The battle between heaven and hell finally comes to Atlanta in the third book, Forgiven, with Riley the person who has to prevent Armageddon. As if that weren’t enough, her dad has been reanimated by a necromancer, and she’s trying to get him back in his grave.
The last book, Foretold, will be a December 2012 release, so I’d rather not go into what that’s about just now.
DD: You wrote another series before this one, didn’t you?
JO: Yes, the Time Rovers. They were Victorian urban fantasy. I put a time traveler in Victorian England with the Ripper murders as a backdrop.
I also got to work with a new type of shapeshifter. My Transitives don’t shift but can make people perceive them as whatever the Transitives wish. You never knew who you were looking at. This added a new level of uncertainty for the heroine because she never knows who she’s talking to.
DD: You’ve won a lot of awards for your two series, haven’t you?
JO: The Time Rovers won 12 awards, including the Prism Award for Time Travel and the Daphne du Maurier for Mystery/Suspense.

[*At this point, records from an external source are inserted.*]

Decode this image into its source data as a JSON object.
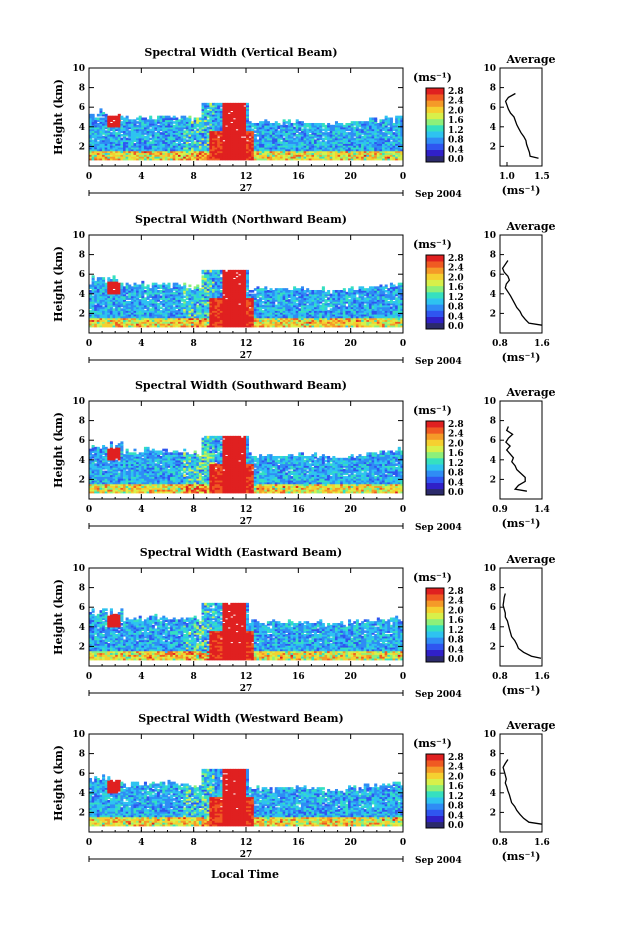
{
  "figure": {
    "xlabel": "Local Time",
    "date_label": "Sep 2004",
    "day_label": "27",
    "ylabel": "Height (km)",
    "unit": "(ms⁻¹)",
    "average_title": "Average",
    "avg_xlabel": "(ms⁻¹)",
    "x_ticks": [
      "0",
      "4",
      "8",
      "12",
      "16",
      "20",
      "0"
    ],
    "y_ticks": [
      "2",
      "4",
      "6",
      "8",
      "10"
    ],
    "colorbar_ticks": [
      "0.0",
      "0.4",
      "0.8",
      "1.2",
      "1.6",
      "2.0",
      "2.4",
      "2.8"
    ],
    "colormap": [
      "#2b2a6b",
      "#3020c8",
      "#2f55f0",
      "#2f8cf5",
      "#2ec3f0",
      "#35e0c0",
      "#8df07a",
      "#d8f04a",
      "#f5d030",
      "#f59a28",
      "#f05a22",
      "#e02020"
    ]
  },
  "chart_data": [
    {
      "type": "heatmap",
      "title": "Spectral Width (Vertical Beam)",
      "x_range_hours": [
        0,
        24
      ],
      "ylim_km": [
        0,
        10
      ],
      "clim": [
        0.0,
        2.8
      ],
      "average_profile": {
        "title": "Average",
        "xlabel": "(ms⁻¹)",
        "xlim": [
          0.9,
          1.5
        ],
        "xticks": [
          "1.0",
          "1.5"
        ],
        "ylim": [
          0,
          10
        ],
        "height_km": [
          0.8,
          1.0,
          1.4,
          1.8,
          2.2,
          2.6,
          3.0,
          3.4,
          3.8,
          4.2,
          4.6,
          5.0,
          5.4,
          5.8,
          6.2,
          6.6,
          7.0,
          7.4
        ],
        "width_ms": [
          1.45,
          1.33,
          1.32,
          1.3,
          1.28,
          1.27,
          1.24,
          1.2,
          1.17,
          1.14,
          1.12,
          1.1,
          1.05,
          1.02,
          1.0,
          0.98,
          1.02,
          1.12
        ]
      }
    },
    {
      "type": "heatmap",
      "title": "Spectral Width (Northward Beam)",
      "x_range_hours": [
        0,
        24
      ],
      "ylim_km": [
        0,
        10
      ],
      "clim": [
        0.0,
        2.8
      ],
      "average_profile": {
        "title": "Average",
        "xlabel": "(ms⁻¹)",
        "xlim": [
          0.8,
          1.6
        ],
        "xticks": [
          "0.8",
          "1.6"
        ],
        "ylim": [
          0,
          10
        ],
        "height_km": [
          0.8,
          1.0,
          1.4,
          1.8,
          2.2,
          2.6,
          3.0,
          3.4,
          3.8,
          4.2,
          4.6,
          5.0,
          5.4,
          5.8,
          6.2,
          6.6,
          7.0,
          7.4
        ],
        "width_ms": [
          1.6,
          1.35,
          1.28,
          1.22,
          1.18,
          1.12,
          1.08,
          1.04,
          1.0,
          0.95,
          0.9,
          0.92,
          0.98,
          0.95,
          0.88,
          0.85,
          0.9,
          0.95
        ]
      }
    },
    {
      "type": "heatmap",
      "title": "Spectral Width (Southward Beam)",
      "x_range_hours": [
        0,
        24
      ],
      "ylim_km": [
        0,
        10
      ],
      "clim": [
        0.0,
        2.8
      ],
      "average_profile": {
        "title": "Average",
        "xlabel": "(ms⁻¹)",
        "xlim": [
          0.9,
          1.4
        ],
        "xticks": [
          "0.9",
          "1.4"
        ],
        "ylim": [
          0,
          10
        ],
        "height_km": [
          0.8,
          1.0,
          1.4,
          1.8,
          2.2,
          2.6,
          3.0,
          3.4,
          3.8,
          4.2,
          4.6,
          5.0,
          5.4,
          5.8,
          6.2,
          6.6,
          7.0,
          7.4
        ],
        "width_ms": [
          1.22,
          1.08,
          1.12,
          1.2,
          1.2,
          1.15,
          1.1,
          1.08,
          1.04,
          1.06,
          1.02,
          0.98,
          1.02,
          0.97,
          1.0,
          1.05,
          0.98,
          1.0
        ]
      }
    },
    {
      "type": "heatmap",
      "title": "Spectral Width (Eastward Beam)",
      "x_range_hours": [
        0,
        24
      ],
      "ylim_km": [
        0,
        10
      ],
      "clim": [
        0.0,
        2.8
      ],
      "average_profile": {
        "title": "Average",
        "xlabel": "(ms⁻¹)",
        "xlim": [
          0.8,
          1.6
        ],
        "xticks": [
          "0.8",
          "1.6"
        ],
        "ylim": [
          0,
          10
        ],
        "height_km": [
          0.8,
          1.0,
          1.4,
          1.8,
          2.2,
          2.6,
          3.0,
          3.4,
          3.8,
          4.2,
          4.6,
          5.0,
          5.4,
          5.8,
          6.2,
          6.6,
          7.0,
          7.4
        ],
        "width_ms": [
          1.58,
          1.4,
          1.25,
          1.15,
          1.12,
          1.08,
          1.02,
          1.0,
          0.98,
          0.96,
          0.94,
          0.9,
          0.9,
          0.88,
          0.86,
          0.87,
          0.88,
          0.9
        ]
      }
    },
    {
      "type": "heatmap",
      "title": "Spectral Width (Westward Beam)",
      "x_range_hours": [
        0,
        24
      ],
      "ylim_km": [
        0,
        10
      ],
      "clim": [
        0.0,
        2.8
      ],
      "average_profile": {
        "title": "Average",
        "xlabel": "(ms⁻¹)",
        "xlim": [
          0.8,
          1.6
        ],
        "xticks": [
          "0.8",
          "1.6"
        ],
        "ylim": [
          0,
          10
        ],
        "height_km": [
          0.8,
          1.0,
          1.4,
          1.8,
          2.2,
          2.6,
          3.0,
          3.4,
          3.8,
          4.2,
          4.6,
          5.0,
          5.4,
          5.8,
          6.2,
          6.6,
          7.0,
          7.4
        ],
        "width_ms": [
          1.6,
          1.35,
          1.25,
          1.18,
          1.12,
          1.08,
          1.02,
          1.0,
          0.98,
          0.95,
          0.93,
          0.9,
          0.92,
          0.9,
          0.88,
          0.86,
          0.9,
          0.95
        ]
      }
    }
  ]
}
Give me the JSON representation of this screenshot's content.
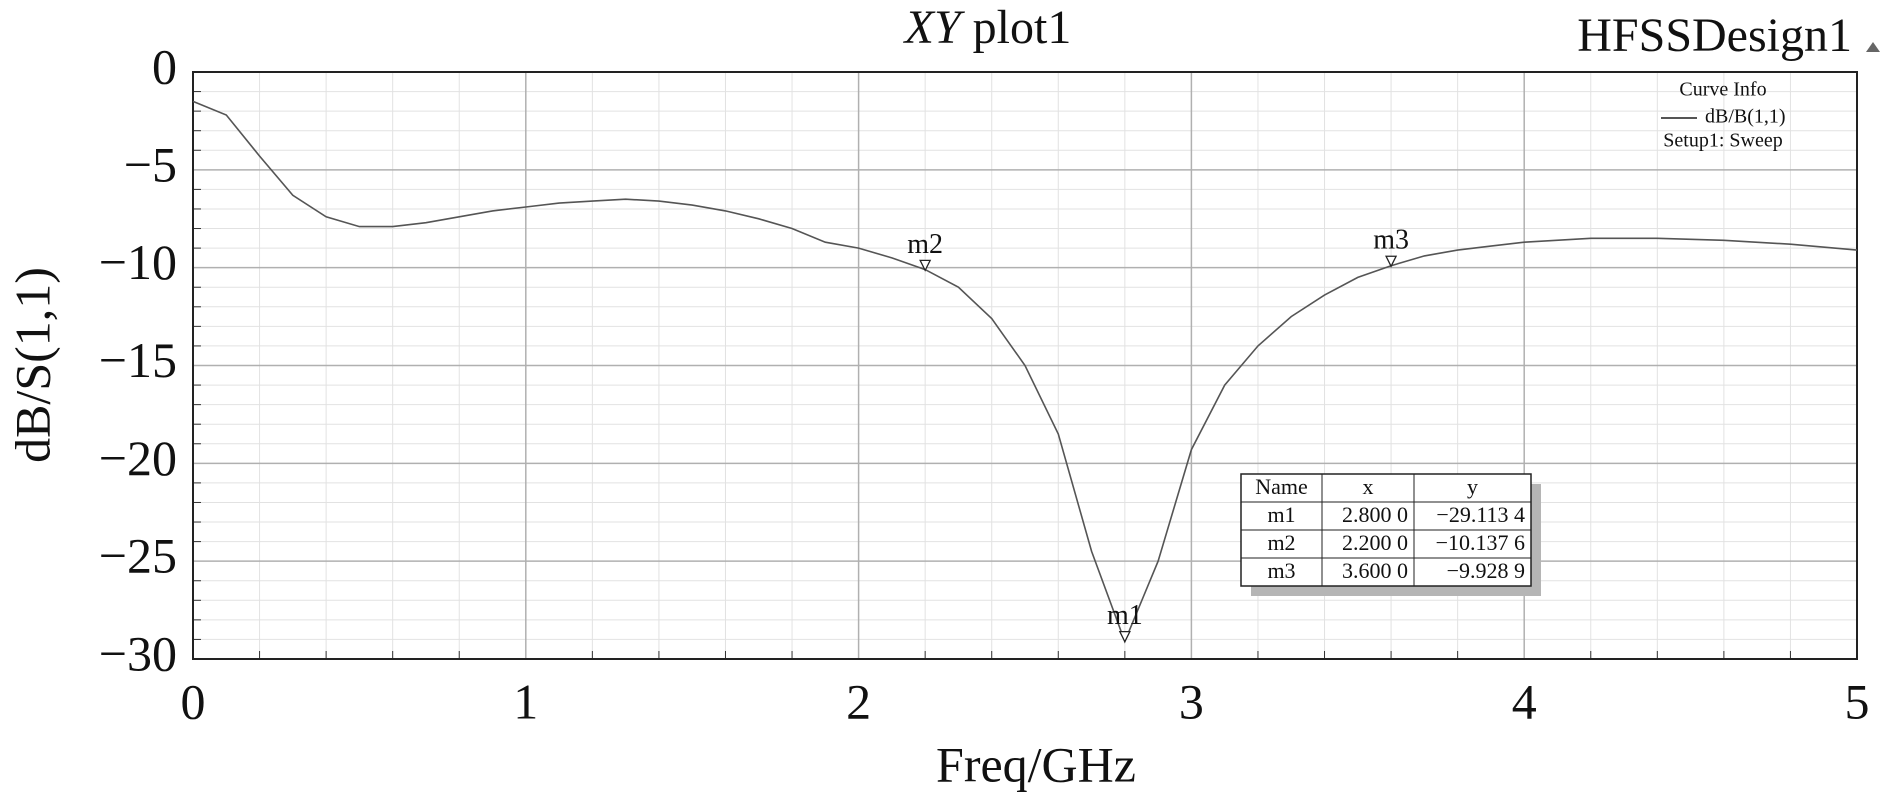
{
  "chart_data": {
    "type": "line",
    "title_prefix": "XY",
    "title": "plot1",
    "design_name": "HFSSDesign1",
    "x_label": "Freq/GHz",
    "y_label": "dB/S(1,1)",
    "legend_title": "Curve Info",
    "legend_subtitle": "Setup1: Sweep",
    "x": [
      0,
      0.1,
      0.2,
      0.3,
      0.4,
      0.5,
      0.6,
      0.7,
      0.8,
      0.9,
      1.0,
      1.1,
      1.2,
      1.3,
      1.4,
      1.5,
      1.6,
      1.7,
      1.8,
      1.9,
      2.0,
      2.1,
      2.2,
      2.3,
      2.4,
      2.5,
      2.6,
      2.7,
      2.8,
      2.9,
      3.0,
      3.1,
      3.2,
      3.3,
      3.4,
      3.5,
      3.6,
      3.7,
      3.8,
      3.9,
      4.0,
      4.2,
      4.4,
      4.6,
      4.8,
      5.0
    ],
    "series": [
      {
        "name": "dB/B(1,1)",
        "color": "#555555",
        "values": [
          -1.5,
          -2.2,
          -4.3,
          -6.3,
          -7.4,
          -7.9,
          -7.9,
          -7.7,
          -7.4,
          -7.1,
          -6.9,
          -6.7,
          -6.6,
          -6.5,
          -6.6,
          -6.8,
          -7.1,
          -7.5,
          -8.0,
          -8.7,
          -9.0,
          -9.5,
          -10.1,
          -11.0,
          -12.6,
          -15.0,
          -18.5,
          -24.5,
          -29.1,
          -25.0,
          -19.3,
          -16.0,
          -14.0,
          -12.5,
          -11.4,
          -10.5,
          -9.9,
          -9.4,
          -9.1,
          -8.9,
          -8.7,
          -8.5,
          -8.5,
          -8.6,
          -8.8,
          -9.1
        ]
      }
    ],
    "xlim": [
      0,
      5
    ],
    "ylim": [
      -30,
      0
    ],
    "xticks": [
      0,
      1,
      2,
      3,
      4,
      5
    ],
    "yticks": [
      {
        "value": -30,
        "label": "−30"
      },
      {
        "value": -25,
        "label": "−25"
      },
      {
        "value": -20,
        "label": "−20"
      },
      {
        "value": -15,
        "label": "−15"
      },
      {
        "value": -10,
        "label": "−10"
      },
      {
        "value": -5,
        "label": "−5"
      },
      0
    ],
    "x_minor_ticks": [
      0.2,
      0.4,
      0.6,
      0.8,
      1.2,
      1.4,
      1.6,
      1.8,
      2.2,
      2.4,
      2.6,
      2.8,
      3.2,
      3.4,
      3.6,
      3.8,
      4.2,
      4.4,
      4.6,
      4.8
    ],
    "y_minor_ticks": [
      -29,
      -28,
      -27,
      -26,
      -24,
      -23,
      -22,
      -21,
      -19,
      -18,
      -17,
      -16,
      -14,
      -13,
      -12,
      -11,
      -9,
      -8,
      -7,
      -6,
      -4,
      -3,
      -2,
      -1
    ],
    "grid": true,
    "table_headers": [
      "Name",
      "x",
      "y"
    ],
    "markers": [
      {
        "name": "m1",
        "x": 2.8,
        "y": -29.1134,
        "x_label": "2.800 0",
        "y_label": "−29.113 4"
      },
      {
        "name": "m2",
        "x": 2.2,
        "y": -10.1376,
        "x_label": "2.200 0",
        "y_label": "−10.137 6"
      },
      {
        "name": "m3",
        "x": 3.6,
        "y": -9.9289,
        "x_label": "3.600 0",
        "y_label": "−9.928 9"
      }
    ]
  }
}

The Demon Trapper’s Daughter won the Prism for Young Adult.
DD: How many years have you been coming to Dragon*Con?
JO: This is my 11th year, and it’s always great.
DD: What advice would you have for aspiring writers?
JO: I like the phrase “committed persistence.” Just refuse to give up. Keep practicing every day. If it takes you five years or 10 years or 20 years, you should continue writing every day. If this business is in your gut and you have to keep writing, you’ll eventually succeed.